CD80 and IL-2 signals cooperate in the regression of tumors transplanted in congenitally athymic mice

Interleukin-2 and CD80 transfectants of a methyl-cholanthrene-induced murine sarcoma Mc12 (Mc12-IL-2 and Mc12-CD80 cells) with similar tumorigenicity in euthymic mice were utilized for experiments designed to investigate a co-stimulatory role of the CD80 molecule in allogeneic, congenitally athymic (nu/nu) mice. The CD80-transfected cells were as tumorigenic in nu/nu mice as the parental Mc12 sarcoma.

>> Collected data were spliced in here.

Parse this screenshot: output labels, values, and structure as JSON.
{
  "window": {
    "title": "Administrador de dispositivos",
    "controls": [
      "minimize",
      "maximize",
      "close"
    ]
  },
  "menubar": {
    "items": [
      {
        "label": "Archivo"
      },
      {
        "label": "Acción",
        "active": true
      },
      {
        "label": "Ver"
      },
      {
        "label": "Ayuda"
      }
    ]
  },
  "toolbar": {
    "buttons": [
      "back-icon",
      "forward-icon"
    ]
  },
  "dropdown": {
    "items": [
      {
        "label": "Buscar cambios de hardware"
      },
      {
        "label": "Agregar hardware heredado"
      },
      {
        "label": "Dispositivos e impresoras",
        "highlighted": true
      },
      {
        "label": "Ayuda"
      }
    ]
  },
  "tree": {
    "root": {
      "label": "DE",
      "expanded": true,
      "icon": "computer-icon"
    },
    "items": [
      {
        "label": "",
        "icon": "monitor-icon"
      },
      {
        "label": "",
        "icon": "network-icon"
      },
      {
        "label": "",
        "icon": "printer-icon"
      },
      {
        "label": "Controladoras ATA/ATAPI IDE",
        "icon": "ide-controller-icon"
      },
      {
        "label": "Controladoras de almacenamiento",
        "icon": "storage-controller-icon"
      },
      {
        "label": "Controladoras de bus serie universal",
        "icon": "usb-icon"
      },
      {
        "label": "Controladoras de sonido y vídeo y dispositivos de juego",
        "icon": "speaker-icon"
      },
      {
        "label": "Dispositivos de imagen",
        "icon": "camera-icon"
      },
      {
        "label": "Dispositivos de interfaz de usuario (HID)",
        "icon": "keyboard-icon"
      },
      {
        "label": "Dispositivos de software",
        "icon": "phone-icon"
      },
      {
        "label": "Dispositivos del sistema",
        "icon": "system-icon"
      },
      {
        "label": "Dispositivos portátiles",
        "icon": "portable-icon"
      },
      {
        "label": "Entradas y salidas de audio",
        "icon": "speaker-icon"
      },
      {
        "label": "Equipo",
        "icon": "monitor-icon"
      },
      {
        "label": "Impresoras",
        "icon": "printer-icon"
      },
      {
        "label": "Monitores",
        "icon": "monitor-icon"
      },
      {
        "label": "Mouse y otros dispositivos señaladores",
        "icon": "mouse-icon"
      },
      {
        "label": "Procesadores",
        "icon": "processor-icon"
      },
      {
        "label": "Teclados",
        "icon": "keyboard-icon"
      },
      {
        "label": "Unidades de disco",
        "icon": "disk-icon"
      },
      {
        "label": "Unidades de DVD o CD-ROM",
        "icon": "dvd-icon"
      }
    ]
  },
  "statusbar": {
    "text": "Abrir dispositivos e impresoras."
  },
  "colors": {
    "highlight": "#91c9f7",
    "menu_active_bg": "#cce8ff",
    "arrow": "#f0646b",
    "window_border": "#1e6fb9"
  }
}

The IL-2-transfected cells grew only transiently and regressed in all nu/nu recipients during four weeks after challenge with doses up to 5x10 7 cells. The 1: 1 mixture of parental Mc12 with Mc12-CD80 cells grew progressively in all inoculated nu/nu mice; in a 1: 1 mixture with parental Mc12 cells, Mc12-IL-2 cells were able to cause regressions in approximately 50% of nu/nu mice; the 1: 1 mixture of Mc12-IL-2 and Mc12-CD80 transfectants showed only transient growth and regressed during four weeks in all inoculated nu/nu mice. Adoptive transfer of cell-mediated immunity revealed that spleen cells from tumor regressors were capable of transferring the resistance to Mc12 tumor in nu/nu mice. The spleen cells from tumor regressors were not cytolytic when allowed to react in vitro with Mc12, Mc12-IL-2, or Mc12-CD80 target cells. However, when grown in IL-2-containing medium, splenocytes from tumor regressors, but not the splenocytes from tumor progressors, could develop cytolytic activity directed against Mc12 target cells that was comparable to that of the splenocytes from tumor-free controls. These results suggest that the rejection of tumors in nu/nu mice was mediated by IL-2-dependent mechanisms in which the CD80 molecule played a co-stimulatory role; the results also indicate that the ability to be activated by IL-2 and to give rise to cytolytic activity of nu/nu splenocytes fro tumor progressors is decreased.